As the Israeli-Palestinian peace talks inched fitfully forward this week, Yasir Arafat moved to shore up his leadership position in the Palestinian community by seeking to reunite with several Palestinian groups that had rejected his leadership after he signed the 1993 Oslo peace accord.
Arafat, head of the Palestinian Authority that governs the West Bank and Gaza, met Sunday with Nayef Hawatmeh, chairman of the Syrian-based Democratic Front for the Liberation of Palestine. The two agreed to revive the Palestinian Liberation Organization for the purpose of overseeing the final-status talks that are soon to be held with Israel, and they called upon other opposition Palestinian and Islamic groups to join them.
On Aug. 1, Arafat met with the deputy leader of the Popular Front for the Liberation of Palestine in an effort to bring it too back into the fold.

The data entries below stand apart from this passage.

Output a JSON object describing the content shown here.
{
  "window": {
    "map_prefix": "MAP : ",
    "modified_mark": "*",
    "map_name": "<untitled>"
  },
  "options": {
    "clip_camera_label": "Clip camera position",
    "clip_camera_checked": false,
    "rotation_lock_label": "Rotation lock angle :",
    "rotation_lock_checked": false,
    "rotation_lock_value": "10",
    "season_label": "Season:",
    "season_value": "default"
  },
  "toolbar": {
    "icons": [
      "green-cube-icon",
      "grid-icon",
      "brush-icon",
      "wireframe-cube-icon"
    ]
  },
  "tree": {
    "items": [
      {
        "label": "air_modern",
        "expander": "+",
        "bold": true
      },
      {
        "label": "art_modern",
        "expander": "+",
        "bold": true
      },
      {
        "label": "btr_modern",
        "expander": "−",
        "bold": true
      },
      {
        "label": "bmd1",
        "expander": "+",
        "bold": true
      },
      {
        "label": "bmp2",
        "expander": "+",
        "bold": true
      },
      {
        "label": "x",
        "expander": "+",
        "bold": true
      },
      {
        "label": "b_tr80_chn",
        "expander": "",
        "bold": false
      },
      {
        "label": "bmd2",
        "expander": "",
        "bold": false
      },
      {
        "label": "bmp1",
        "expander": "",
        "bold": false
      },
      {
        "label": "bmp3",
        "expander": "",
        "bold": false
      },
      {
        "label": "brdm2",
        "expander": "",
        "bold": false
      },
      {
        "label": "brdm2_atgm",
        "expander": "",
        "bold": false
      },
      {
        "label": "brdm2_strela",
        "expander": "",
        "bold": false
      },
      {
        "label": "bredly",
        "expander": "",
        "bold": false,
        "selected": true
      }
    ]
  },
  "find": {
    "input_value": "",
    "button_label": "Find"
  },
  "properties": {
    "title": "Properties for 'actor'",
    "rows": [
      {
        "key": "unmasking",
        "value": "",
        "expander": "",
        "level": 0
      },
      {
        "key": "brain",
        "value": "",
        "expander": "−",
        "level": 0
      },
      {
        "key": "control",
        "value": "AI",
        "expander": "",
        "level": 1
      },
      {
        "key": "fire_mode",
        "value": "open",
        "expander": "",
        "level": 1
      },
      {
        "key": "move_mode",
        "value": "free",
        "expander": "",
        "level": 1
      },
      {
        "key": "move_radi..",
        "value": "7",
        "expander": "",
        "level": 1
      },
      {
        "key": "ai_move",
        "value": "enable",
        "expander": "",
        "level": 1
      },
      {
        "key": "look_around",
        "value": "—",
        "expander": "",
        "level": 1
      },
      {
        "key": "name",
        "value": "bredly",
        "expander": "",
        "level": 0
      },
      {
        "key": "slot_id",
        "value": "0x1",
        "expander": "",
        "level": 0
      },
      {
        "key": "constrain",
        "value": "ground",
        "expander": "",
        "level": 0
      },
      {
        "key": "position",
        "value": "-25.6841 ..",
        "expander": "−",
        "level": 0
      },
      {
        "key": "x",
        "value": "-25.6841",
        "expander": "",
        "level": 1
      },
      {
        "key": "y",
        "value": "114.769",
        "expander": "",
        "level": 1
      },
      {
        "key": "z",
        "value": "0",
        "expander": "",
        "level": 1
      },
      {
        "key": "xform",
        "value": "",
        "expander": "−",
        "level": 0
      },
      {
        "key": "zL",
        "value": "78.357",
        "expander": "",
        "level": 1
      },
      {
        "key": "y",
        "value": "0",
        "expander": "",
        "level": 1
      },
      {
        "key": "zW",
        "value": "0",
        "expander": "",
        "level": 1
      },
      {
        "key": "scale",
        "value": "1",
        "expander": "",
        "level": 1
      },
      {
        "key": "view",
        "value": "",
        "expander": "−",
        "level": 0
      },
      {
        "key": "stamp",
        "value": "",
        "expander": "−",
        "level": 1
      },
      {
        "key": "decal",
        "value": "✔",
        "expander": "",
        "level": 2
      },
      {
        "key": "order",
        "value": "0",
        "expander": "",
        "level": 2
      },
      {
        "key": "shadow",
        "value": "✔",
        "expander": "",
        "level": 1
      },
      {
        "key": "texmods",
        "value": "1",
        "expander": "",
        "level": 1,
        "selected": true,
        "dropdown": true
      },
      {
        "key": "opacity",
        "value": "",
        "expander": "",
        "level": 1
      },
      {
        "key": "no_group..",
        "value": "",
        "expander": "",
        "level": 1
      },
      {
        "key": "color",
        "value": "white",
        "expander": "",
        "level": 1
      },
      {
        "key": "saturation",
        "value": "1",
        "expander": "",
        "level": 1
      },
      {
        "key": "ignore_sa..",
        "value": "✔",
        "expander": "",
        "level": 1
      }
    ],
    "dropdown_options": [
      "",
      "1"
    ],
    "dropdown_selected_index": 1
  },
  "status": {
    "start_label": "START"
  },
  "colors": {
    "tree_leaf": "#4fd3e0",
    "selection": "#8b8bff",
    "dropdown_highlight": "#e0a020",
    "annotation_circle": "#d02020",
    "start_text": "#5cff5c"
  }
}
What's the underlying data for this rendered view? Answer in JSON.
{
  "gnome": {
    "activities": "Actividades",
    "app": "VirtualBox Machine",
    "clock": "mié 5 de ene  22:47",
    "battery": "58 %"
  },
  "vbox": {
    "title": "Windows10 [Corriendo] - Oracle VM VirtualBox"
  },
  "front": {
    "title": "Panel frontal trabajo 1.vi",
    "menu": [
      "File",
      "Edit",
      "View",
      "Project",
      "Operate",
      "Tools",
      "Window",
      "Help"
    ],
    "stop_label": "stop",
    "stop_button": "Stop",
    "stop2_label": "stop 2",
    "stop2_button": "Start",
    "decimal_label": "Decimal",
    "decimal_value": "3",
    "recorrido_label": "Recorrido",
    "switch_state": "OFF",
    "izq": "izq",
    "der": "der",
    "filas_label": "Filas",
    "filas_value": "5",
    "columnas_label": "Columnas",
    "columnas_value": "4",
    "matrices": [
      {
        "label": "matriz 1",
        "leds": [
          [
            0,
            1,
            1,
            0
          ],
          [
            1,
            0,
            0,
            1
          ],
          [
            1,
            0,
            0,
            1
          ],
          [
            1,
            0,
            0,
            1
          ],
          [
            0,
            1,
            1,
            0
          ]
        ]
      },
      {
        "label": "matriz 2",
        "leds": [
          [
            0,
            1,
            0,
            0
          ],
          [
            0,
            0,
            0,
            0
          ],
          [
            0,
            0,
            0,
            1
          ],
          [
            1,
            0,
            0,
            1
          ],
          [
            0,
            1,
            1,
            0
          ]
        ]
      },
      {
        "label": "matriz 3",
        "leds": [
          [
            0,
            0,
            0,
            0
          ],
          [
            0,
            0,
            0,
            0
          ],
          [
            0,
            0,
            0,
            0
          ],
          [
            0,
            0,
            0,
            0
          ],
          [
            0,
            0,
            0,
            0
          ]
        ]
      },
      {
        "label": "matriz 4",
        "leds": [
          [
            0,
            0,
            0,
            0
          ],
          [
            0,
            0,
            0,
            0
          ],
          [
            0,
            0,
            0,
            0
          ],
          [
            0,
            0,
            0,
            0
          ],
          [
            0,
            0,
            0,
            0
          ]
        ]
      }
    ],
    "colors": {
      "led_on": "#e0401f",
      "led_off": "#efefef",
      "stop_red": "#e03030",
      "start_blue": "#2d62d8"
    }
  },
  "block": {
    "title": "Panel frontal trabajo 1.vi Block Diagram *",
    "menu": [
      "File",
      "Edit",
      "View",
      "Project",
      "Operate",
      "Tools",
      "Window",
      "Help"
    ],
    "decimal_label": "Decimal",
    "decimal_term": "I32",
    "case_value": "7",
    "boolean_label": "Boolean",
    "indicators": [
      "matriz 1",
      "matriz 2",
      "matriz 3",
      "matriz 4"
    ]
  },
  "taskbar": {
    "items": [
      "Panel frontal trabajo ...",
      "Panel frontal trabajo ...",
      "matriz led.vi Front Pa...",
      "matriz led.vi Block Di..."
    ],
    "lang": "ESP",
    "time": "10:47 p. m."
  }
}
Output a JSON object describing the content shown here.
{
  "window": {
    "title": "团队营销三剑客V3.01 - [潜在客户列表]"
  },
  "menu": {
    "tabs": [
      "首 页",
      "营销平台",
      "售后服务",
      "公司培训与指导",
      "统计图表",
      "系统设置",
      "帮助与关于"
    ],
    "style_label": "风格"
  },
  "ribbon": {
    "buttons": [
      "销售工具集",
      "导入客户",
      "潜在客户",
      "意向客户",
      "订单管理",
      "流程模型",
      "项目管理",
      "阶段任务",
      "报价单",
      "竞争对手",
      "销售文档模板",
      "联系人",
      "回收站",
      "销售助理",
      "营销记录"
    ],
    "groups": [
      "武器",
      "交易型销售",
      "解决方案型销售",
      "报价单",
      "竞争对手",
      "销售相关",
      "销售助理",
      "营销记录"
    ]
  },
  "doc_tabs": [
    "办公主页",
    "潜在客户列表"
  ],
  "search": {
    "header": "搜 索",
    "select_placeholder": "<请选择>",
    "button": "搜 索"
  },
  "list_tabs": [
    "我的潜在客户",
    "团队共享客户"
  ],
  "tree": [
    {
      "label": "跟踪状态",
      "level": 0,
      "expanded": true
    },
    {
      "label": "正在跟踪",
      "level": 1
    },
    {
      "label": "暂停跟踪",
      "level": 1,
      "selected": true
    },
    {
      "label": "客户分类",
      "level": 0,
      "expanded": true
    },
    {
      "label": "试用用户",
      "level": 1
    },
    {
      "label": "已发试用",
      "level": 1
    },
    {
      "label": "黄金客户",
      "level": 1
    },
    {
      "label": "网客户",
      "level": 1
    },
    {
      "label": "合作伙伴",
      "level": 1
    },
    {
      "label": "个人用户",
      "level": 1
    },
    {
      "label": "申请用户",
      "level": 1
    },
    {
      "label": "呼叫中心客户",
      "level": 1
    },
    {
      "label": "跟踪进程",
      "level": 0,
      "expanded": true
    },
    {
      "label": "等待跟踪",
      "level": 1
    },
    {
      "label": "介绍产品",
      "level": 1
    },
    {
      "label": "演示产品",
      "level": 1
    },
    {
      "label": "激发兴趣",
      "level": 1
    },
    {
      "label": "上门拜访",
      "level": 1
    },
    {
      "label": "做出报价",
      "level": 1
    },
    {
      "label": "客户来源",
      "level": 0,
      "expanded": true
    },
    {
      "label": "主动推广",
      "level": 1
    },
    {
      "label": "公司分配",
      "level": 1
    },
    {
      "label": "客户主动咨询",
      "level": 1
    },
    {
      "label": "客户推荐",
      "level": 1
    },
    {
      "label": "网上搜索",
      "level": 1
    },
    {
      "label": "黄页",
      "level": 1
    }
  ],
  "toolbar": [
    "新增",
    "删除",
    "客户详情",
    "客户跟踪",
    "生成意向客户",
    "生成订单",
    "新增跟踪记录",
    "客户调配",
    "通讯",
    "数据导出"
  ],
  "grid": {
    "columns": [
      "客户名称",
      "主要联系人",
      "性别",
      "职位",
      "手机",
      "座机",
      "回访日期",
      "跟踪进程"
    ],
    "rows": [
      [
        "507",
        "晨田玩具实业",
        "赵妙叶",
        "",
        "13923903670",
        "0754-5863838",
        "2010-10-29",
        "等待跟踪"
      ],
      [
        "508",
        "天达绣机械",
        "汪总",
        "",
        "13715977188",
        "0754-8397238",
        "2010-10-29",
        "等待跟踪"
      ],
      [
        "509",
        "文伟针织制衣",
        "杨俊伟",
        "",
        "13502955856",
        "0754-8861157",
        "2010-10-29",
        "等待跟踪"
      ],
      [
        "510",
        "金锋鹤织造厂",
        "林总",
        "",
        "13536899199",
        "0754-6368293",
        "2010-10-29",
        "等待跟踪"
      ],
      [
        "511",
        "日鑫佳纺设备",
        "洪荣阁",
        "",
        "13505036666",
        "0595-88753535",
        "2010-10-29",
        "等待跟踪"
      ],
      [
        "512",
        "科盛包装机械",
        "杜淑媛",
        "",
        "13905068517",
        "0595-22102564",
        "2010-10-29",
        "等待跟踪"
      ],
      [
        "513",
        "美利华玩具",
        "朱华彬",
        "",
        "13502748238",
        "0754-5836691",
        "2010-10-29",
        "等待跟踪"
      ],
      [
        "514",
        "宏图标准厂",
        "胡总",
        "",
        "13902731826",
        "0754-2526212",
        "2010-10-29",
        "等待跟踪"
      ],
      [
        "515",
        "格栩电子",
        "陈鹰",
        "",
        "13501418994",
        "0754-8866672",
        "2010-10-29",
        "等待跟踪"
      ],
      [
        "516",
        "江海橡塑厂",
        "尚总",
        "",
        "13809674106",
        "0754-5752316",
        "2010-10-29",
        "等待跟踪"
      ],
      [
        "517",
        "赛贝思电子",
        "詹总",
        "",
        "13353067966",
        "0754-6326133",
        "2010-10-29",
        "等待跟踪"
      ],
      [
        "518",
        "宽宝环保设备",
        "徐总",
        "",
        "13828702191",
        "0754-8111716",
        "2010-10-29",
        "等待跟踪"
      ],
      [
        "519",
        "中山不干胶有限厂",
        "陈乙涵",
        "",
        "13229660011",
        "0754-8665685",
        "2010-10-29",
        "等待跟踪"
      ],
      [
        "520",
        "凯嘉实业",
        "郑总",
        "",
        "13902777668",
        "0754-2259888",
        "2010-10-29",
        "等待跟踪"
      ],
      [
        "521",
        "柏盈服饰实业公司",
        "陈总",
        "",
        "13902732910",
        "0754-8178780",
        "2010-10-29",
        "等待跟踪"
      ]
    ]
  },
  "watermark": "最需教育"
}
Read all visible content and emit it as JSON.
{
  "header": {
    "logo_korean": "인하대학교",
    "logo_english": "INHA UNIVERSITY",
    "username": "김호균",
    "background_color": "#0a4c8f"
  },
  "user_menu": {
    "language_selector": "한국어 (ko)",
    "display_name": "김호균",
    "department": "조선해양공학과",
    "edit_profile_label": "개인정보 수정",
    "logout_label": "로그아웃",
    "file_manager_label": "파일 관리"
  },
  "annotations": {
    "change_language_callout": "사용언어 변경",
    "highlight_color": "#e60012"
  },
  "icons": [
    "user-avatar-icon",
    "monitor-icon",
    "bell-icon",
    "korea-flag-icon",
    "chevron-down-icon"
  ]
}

Until now, Arafat and his Fatah loyalists have alone conducted talks with Israel. Palestinian officials said several opposition groups would meet next week in the West Bank town of Ramallah to coordinate negotiating positions and to pave the way for a larger meeting of all Palestinian factions later in the year.
The moves were viewed in a positive light by Colette Avital, Israel’s former consul general in New York and now a leader of Israeli Prime Minister Ehud Barak’s Labor Party.
“I think it’s a good thing because he is co-opting organizations that had opposed the peace process,” she said of Arafat. “He is strengthening himself against all the organizations that were refusing [to go along with the Oslo peace process]. It’s just like when Barak said he needed a wide coalition, otherwise someone afterwards might ask who gave him the right to take such actions and would fight against him.”
Avital said also that she did not believe that bringing these hard-line groups to the bargaining table would make it more difficult to achieve a peace accord.
“Obviously the demands in negotiations are going to be very high,” she said. “Everyone who knows the Middle East knows that they will try to bargain with the highest demands possible. But they are realistic and know what they can get and where the red lines are for Israel.”
An Israeli official told Agence France-Presse that by joining with Arafat, these opposition groups realize “their strategy has totally failed. They are aware that they are in a dead end and that the salvation of the Palestinian people will not come from Syria.” And by embracing these groups, he said, Arafat will be able to “better control his former opponents.”
The final-status talks will focus on such issues as the future of Jerusalem, Israel’s borders, Palestinian statehood and Palestinian refugees.
Avital brushed off reports of a deadlock between Palestinian and Israeli negotiators in resolving two critical issues — the release of Palestinian prisoners and Israeli troop withdrawals from the West Bank. Both are called for in the Wye River agreement signed last October in Maryland.
“There are always breakdowns and coming back and making noises and scenes,” she said. “We should understand by now that this is part of the game.”
Israel is reportedly insisting that the last phase of an Israeli troop withdrawal take place on Feb. 15. The Palestinians want it completed two months earlier. And the Palestinians want Israel to release 650 prisoners. Israel said it has only 250 prisoners who were not involved in deadly terror attacks. The Israeli cabinet on Sunday reaffirmed that prisoners with “blood on their hands” would not be released, and that prisoners had to first renounce terrorism.
The talks stalled after the two sides had agreed earlier in the week to the start of construction Oct. 1 on a port in Gaza City and to the opening of a safe passage route for Palestinians between Gaza and a city south of Hebron. Dore Gold, Israel’s ambassador to the United Nations, said there was still no agreement on a northern safe passage route to Ramallah. Initially, the Palestinians had linked the opening of the southern route to a resolution on the northern route. Now they said they hoped the northern route would be open by Jan. 1.
The chief Palestinian negotiator, Saeb Erakat, told reporters that a series of security issues had also been resolved. He said the Palestinians had repeated their commitment to fight terrorism and would provide Israel with a list of all the members of the Palestinian police force. Israel believes there are more than 40,000, even though the Oslo accords limited the number to 30,000. In addition, he said the Palestinians would collect all illegal weapons in the territories under their control.
But Israel has made clear that none of this week’s agreements would be implemented until two unresolved issues — the prisoner release and Israeli troop withdrawal — are settled. A senior diplomatic source in Jerusalem told the Israeli newspaper Haaretz that if there is no deal, Israel was still prepared to implement Wye in its original format but would be in no hurry to implement the agreements reached this week. Both sides said a summit between Arafat and Barak would occur only when these issues were resolved.
Meanwhile, Syria is said to be anxious to have Secretary of State Madeleine Albright restart its peace negotiations with Israel that broke off in 1996. She is to visit the region next weekend. The Syrian government newspaper Tishrin said Albright has a “real opportunity to relaunch the peace process and make it succeed.”